Banks and the Department of Work and Pensions are driving those with debt into despair, a new survey of Scotland’s Citizens Advice Bureaux has found.
A survey carried out among CAB workers found that 80% of advisers believe banks have an “aggressive attitude” that is making things worse for those who are struggling with debt.
Two-thirds of respondents also said changes to the benefits system are creating difficulties for the sick, disabled and jobless.
Survey responses showed some CAB staff thought the DWP was “way short of the mark” in dealing with inquiries from benefit claimants.
Another response claimed medical assessments were “appalling and inadequate” and resulted in people “losing their benefit unfairly.”
Banks were accused of making “excessive charges targeted against people who can least afford them” and of sometimes having “very aggressive” debt collection teams.
Citizens Advice Scotland chief executive Lucy McTernan said, “This survey shows that Scotland’s CAB staff believe the impact of the recession will continue to blight vulnerable people throughout 2011, and that neither the banks nor the government are doing enough to help.
“CAB workers are right at the sharp end of what’s going on in our communities.”
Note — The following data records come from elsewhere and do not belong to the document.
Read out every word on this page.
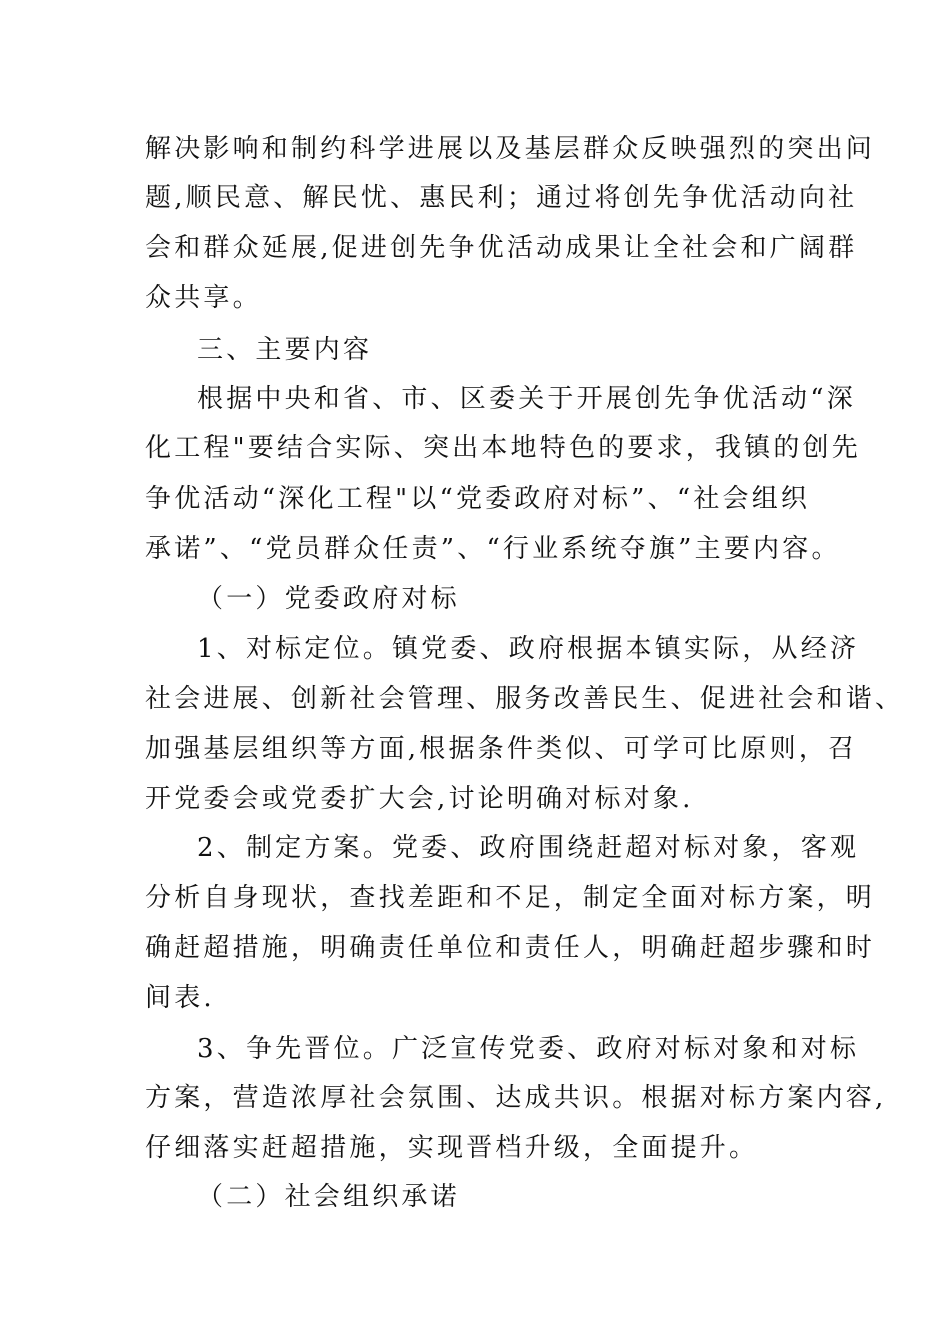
解决影响和制约科学进展以及基层群众反映强烈的突出问
题,顺民意、解民忧、惠民利；通过将创先争优活动向社
会和群众延展,促进创先争优活动成果让全社会和广阔群
众共享。
三、主要内容
根据中央和省、市、区委关于开展创先争优活动“深
化工程"要结合实际、突出本地特色的要求，我镇的创先
争优活动“深化工程"以“党委政府对标”、“社会组织
承诺”、“党员群众任责”、“行业系统夺旗”主要内容。
（一）党委政府对标
1、对标定位。镇党委、政府根据本镇实际，从经济
社会进展、创新社会管理、服务改善民生、促进社会和谐、
加强基层组织等方面,根据条件类似、可学可比原则，召
开党委会或党委扩大会,讨论明确对标对象.
2、制定方案。党委、政府围绕赶超对标对象，客观
分析自身现状，查找差距和不足，制定全面对标方案，明
确赶超措施，明确责任单位和责任人，明确赶超步骤和时
间表.
3、争先晋位。广泛宣传党委、政府对标对象和对标
方案，营造浓厚社会氛围、达成共识。根据对标方案内容,
仔细落实赶超措施，实现晋档升级，全面提升。
（二）社会组织承诺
She added, “Last year the Scottish CAB dealt with over half a million new cases that’s one for every five households in Scotland
“They constantly see real people with real problems, so they have a unique insight into the pressures that affect people’s lives, day after day.”
Ms McTernan said that advisers expect concerns about debt and benefits to be the most common reasons people will visit Citizens Advice next year.
She said, “We have argued in the last few years that the pace of the government’s welfare reforms is really hurting the most vulnerable people and we also know that debt has been a growing issue for some time.”